A I once heard Jodi Picoult say, "You can edit garbage, but you can't edit a blank page," and whenever I start to judge what I'm writing, I recite that to myself and push on. It's much easier to avoid writer's block when I give myself permission to write terribly.
The Internet is a complete blessing as a research tool, but when I'm confronting a blank page, Twitter begins looking awfully tempting. I use a program called Freedom that disables the Internet. I thought at first it would feel frustrating or punitive, but it is aptly named -- not having e-mail or Facebook notifications chirping at me regularly feels ... well, freeing.
Q Do you have a favorite book from childhood?
A S.E. Hinton's "The Outsiders" amazed me endlessly. I used to finish it and immediately turn to the first page and begin again. When I taught middle-school English, I was thrilled to read that book with my students. Watching them discover it was like reading it again for the first time.
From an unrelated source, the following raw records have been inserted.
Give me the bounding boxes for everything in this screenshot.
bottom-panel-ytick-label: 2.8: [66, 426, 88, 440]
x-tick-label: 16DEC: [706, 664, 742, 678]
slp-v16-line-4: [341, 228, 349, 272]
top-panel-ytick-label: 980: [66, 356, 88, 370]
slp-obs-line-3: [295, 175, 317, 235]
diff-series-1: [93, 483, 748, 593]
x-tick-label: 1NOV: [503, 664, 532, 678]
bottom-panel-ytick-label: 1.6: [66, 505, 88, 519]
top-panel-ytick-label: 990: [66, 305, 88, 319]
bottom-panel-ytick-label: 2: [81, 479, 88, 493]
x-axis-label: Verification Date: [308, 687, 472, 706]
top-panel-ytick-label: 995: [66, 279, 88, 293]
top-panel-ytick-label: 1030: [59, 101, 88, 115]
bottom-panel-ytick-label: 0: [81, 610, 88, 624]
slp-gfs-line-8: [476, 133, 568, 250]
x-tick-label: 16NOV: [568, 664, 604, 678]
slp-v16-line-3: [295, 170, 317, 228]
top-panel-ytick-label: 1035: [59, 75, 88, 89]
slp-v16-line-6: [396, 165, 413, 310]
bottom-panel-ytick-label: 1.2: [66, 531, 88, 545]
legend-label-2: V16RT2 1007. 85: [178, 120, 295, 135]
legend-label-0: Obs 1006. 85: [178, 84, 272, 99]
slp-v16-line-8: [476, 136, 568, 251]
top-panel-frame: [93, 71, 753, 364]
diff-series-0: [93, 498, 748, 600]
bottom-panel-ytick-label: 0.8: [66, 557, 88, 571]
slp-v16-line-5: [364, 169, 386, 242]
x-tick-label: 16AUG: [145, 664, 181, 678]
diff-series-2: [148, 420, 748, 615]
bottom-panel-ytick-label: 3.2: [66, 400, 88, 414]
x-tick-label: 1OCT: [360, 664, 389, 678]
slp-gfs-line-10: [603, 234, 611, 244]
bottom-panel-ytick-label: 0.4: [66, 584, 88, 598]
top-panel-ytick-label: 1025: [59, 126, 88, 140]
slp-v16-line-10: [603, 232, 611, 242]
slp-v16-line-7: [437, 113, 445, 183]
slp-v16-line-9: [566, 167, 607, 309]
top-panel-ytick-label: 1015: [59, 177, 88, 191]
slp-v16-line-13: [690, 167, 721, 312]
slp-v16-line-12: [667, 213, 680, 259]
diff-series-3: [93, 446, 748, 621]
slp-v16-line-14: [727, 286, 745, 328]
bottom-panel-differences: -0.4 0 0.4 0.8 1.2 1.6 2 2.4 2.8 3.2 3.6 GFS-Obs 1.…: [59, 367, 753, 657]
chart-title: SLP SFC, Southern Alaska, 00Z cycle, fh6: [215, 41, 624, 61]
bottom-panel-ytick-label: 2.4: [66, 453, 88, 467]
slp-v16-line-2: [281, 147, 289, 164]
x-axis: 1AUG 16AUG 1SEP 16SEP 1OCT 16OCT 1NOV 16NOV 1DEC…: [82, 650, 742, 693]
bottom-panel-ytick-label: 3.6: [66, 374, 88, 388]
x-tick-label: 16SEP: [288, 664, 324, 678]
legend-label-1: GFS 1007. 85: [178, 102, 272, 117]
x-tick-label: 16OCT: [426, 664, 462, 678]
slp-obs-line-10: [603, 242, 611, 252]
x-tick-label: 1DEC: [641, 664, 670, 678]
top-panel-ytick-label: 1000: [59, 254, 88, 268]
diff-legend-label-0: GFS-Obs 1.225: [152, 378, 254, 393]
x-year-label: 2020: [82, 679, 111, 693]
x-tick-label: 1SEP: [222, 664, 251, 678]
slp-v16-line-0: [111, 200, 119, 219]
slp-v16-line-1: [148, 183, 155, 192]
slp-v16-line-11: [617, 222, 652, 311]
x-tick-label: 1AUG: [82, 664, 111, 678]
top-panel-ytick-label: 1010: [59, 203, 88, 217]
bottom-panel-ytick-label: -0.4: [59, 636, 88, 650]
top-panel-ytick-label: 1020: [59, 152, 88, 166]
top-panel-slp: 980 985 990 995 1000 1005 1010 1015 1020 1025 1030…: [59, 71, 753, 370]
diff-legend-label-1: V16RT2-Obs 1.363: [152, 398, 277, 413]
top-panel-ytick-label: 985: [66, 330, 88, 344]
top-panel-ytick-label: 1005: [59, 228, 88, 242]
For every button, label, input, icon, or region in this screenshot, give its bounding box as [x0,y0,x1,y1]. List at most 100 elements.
Q What books do you re-read?
A I do have a handful of books that I return to every year, usually in the summer: "Gone With the Wind," Pat Conroy's "The Lords of Discipline," "Evening Class," by Maeve Binchy and Stephen King's "The Stand." I love watching the way my reactions to the books change over time.
Q What's on your desk?
A Trick question! I have two desks. The first is my treadmill desk, where I have a keyboard and mouse, a few file folders with research material for my current novel, my to-do and to-research lists, a glass of water and lip balm. My actual desk, where I sit to pay bills and take care of business, has a docking station for my iPod, a folder with information on my upcoming book tour, and my grandmother's silver baby dish, which is currently holding a pile of colorful erasers I bought at the Wal-Mart in St. George, Utah (long story).
Q Where are you right now? Describe what you see.
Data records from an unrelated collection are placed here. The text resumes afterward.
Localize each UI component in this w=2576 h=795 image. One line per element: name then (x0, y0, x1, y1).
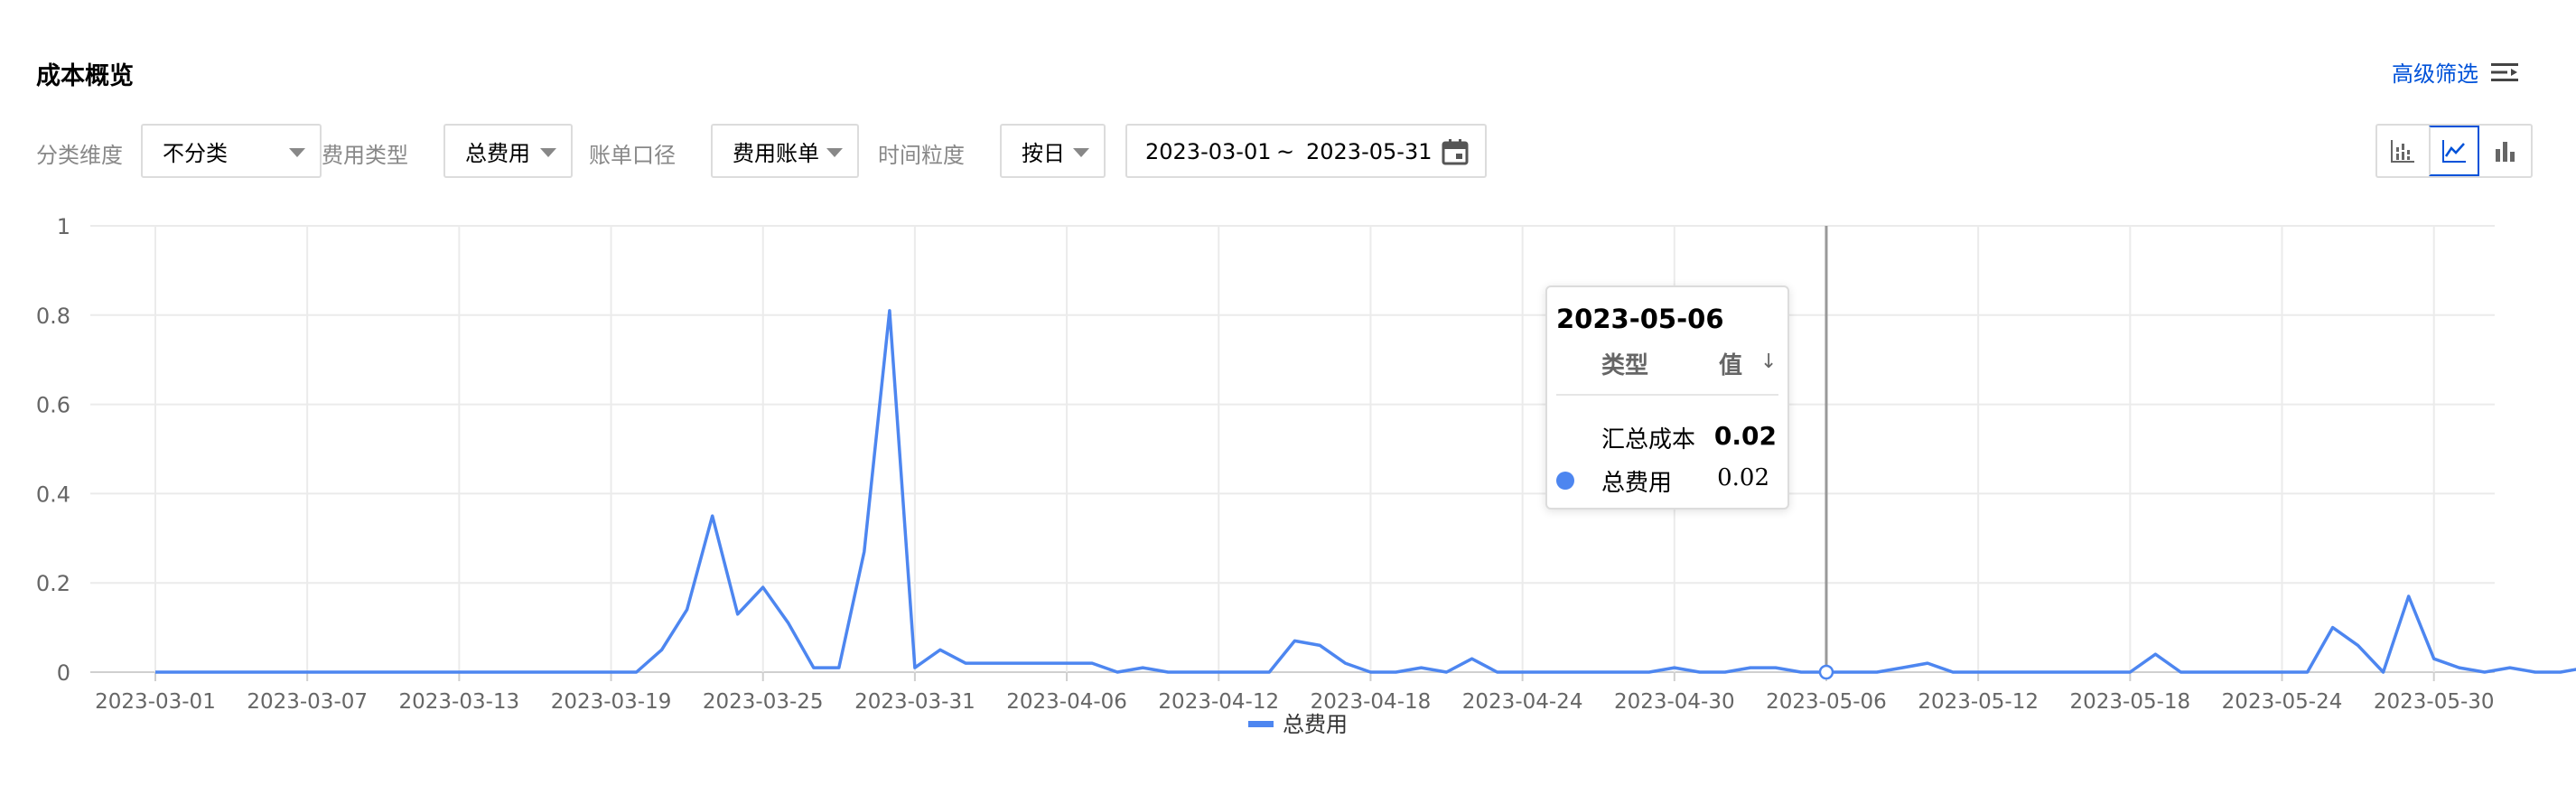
y-tick-label: 0 (57, 660, 70, 686)
x-tick-label: 2023-05-24 (2222, 690, 2343, 714)
chevron-down-icon (289, 148, 305, 157)
fee-type-label: 费用类型 (322, 143, 408, 168)
x-tick-label: 2023-05-12 (1918, 690, 2039, 714)
filter-list-icon (2491, 62, 2518, 81)
date-range-start: 2023-03-01 (1145, 139, 1272, 164)
tooltip-total-label: 汇总成本 (1601, 426, 1696, 454)
bill-caliber-select[interactable]: 费用账单 (711, 124, 859, 178)
tooltip-total-value: 0.02 (1713, 421, 1777, 451)
tooltip-series-label: 总费用 (1601, 470, 1673, 497)
x-tick-label: 2023-04-06 (1006, 690, 1127, 714)
time-granularity-select[interactable]: 按日 (1000, 124, 1106, 178)
chevron-down-icon (826, 148, 843, 157)
tooltip-series-value: 0.02 (1717, 464, 1769, 491)
calendar-icon (1442, 139, 1469, 165)
x-tick-label: 2023-04-24 (1462, 690, 1583, 714)
x-tick-label: 2023-05-30 (2374, 690, 2495, 714)
fee-type-select[interactable]: 总费用 (443, 124, 573, 178)
stacked-bar-view-button[interactable] (2377, 126, 2429, 176)
date-range-end: 2023-05-31 (1306, 139, 1433, 164)
highlight-point (1818, 664, 1834, 680)
stacked-bar-chart-icon (2391, 140, 2415, 163)
bill-caliber-label: 账单口径 (589, 143, 676, 168)
time-granularity-value: 按日 (1022, 140, 1065, 166)
advanced-filter-button[interactable]: 高级筛选 (2392, 56, 2518, 88)
x-tick-label: 2023-03-19 (551, 690, 672, 714)
tooltip-column-value: 值 (1719, 352, 1743, 379)
chevron-down-icon (1073, 148, 1089, 157)
y-tick-label: 1 (57, 214, 70, 239)
sort-arrow-icon[interactable]: ↓ (1760, 351, 1778, 373)
x-tick-label: 2023-04-12 (1158, 690, 1279, 714)
x-tick-label: 2023-03-01 (95, 690, 216, 714)
x-tick-label: 2023-05-18 (2070, 690, 2191, 714)
x-tick-label: 2023-03-13 (399, 690, 520, 714)
x-tick-label: 2023-04-18 (1311, 690, 1432, 714)
line-chart-icon (2442, 140, 2466, 163)
tooltip-divider (1556, 394, 1778, 396)
bill-caliber-value: 费用账单 (733, 140, 819, 166)
y-tick-label: 0.8 (36, 304, 70, 329)
fee-type-value: 总费用 (465, 140, 530, 166)
legend-label: 总费用 (1283, 712, 1348, 737)
y-tick-label: 0.6 (36, 393, 70, 418)
category-dimension-label: 分类维度 (36, 143, 123, 168)
x-tick-label: 2023-04-30 (1614, 690, 1735, 714)
tooltip-date: 2023-05-06 (1556, 304, 1724, 334)
chart-view-switch (2375, 124, 2533, 178)
x-tick-label: 2023-03-07 (247, 690, 368, 714)
series-dot-icon (1556, 472, 1574, 490)
x-tick-label: 2023-03-25 (703, 690, 824, 714)
series-line-总费用 (155, 309, 2576, 674)
y-tick-label: 0.4 (36, 482, 70, 507)
tooltip-column-type: 类型 (1601, 352, 1649, 379)
chart-tooltip: 2023-05-06 类型 值 ↓ 汇总成本 0.02 总费用 0.02 (1545, 285, 1789, 510)
time-granularity-label: 时间粒度 (878, 143, 965, 168)
line-view-button[interactable] (2428, 126, 2480, 176)
x-tick-label: 2023-03-31 (854, 690, 975, 714)
bar-view-button[interactable] (2479, 126, 2531, 176)
legend-swatch (1248, 721, 1274, 727)
date-range-separator: ~ (1276, 139, 1295, 164)
y-tick-label: 0.2 (36, 571, 70, 596)
chevron-down-icon (540, 148, 556, 157)
date-range-picker[interactable]: 2023-03-01 ~ 2023-05-31 (1125, 124, 1487, 178)
category-dimension-value: 不分类 (163, 140, 228, 166)
page-title: 成本概览 (36, 62, 134, 90)
bar-chart-icon (2495, 142, 2515, 162)
advanced-filter-label: 高级筛选 (2392, 61, 2478, 87)
category-dimension-select[interactable]: 不分类 (141, 124, 322, 178)
x-tick-label: 2023-05-06 (1766, 690, 1887, 714)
A I'm sitting in the chaise by the window in my office, looking out at a gorgeous, sunny winter day.
We put out food for the birds, squirrels and rabbits, so right now there are four squirrels and a bird snacking. I don't know whether this is better entertainment for us or for our cat.
Q What are you reading right now?
A Though I don't think of myself as a re-reader, I am re-reading something right now! I read Alex George's "A Good American" and loved it so much I wrote a blurb for the cover. We're interviewing each other for Amazon, so I'm re-reading the book to come up with some juicy questions.
Q What's been the best place so far to do a reading?
A I'm lucky to live in Denver, which is home to the Tattered Cover, which I visit regularly for author readings. I read there on the day my book was released last year, and though I'd only lived in Colorado for a few months, it was a full house of friends and writers. I felt so embraced and supported by my new hometown and so many people I love -- it was a real celebration.
Q Which authors have inspired you?
A Some of the writers I mentioned before -- Pat Conroy, Maeve Binchy and Stephen King, along with Alice Hoffman, Emily Dickinson and Martha Beck. I read and write for the same reasons: to understand and connect, and I am always thrilled to find a writer who can help me do that.
Laurie Hertzel is the Star Tribune books editor.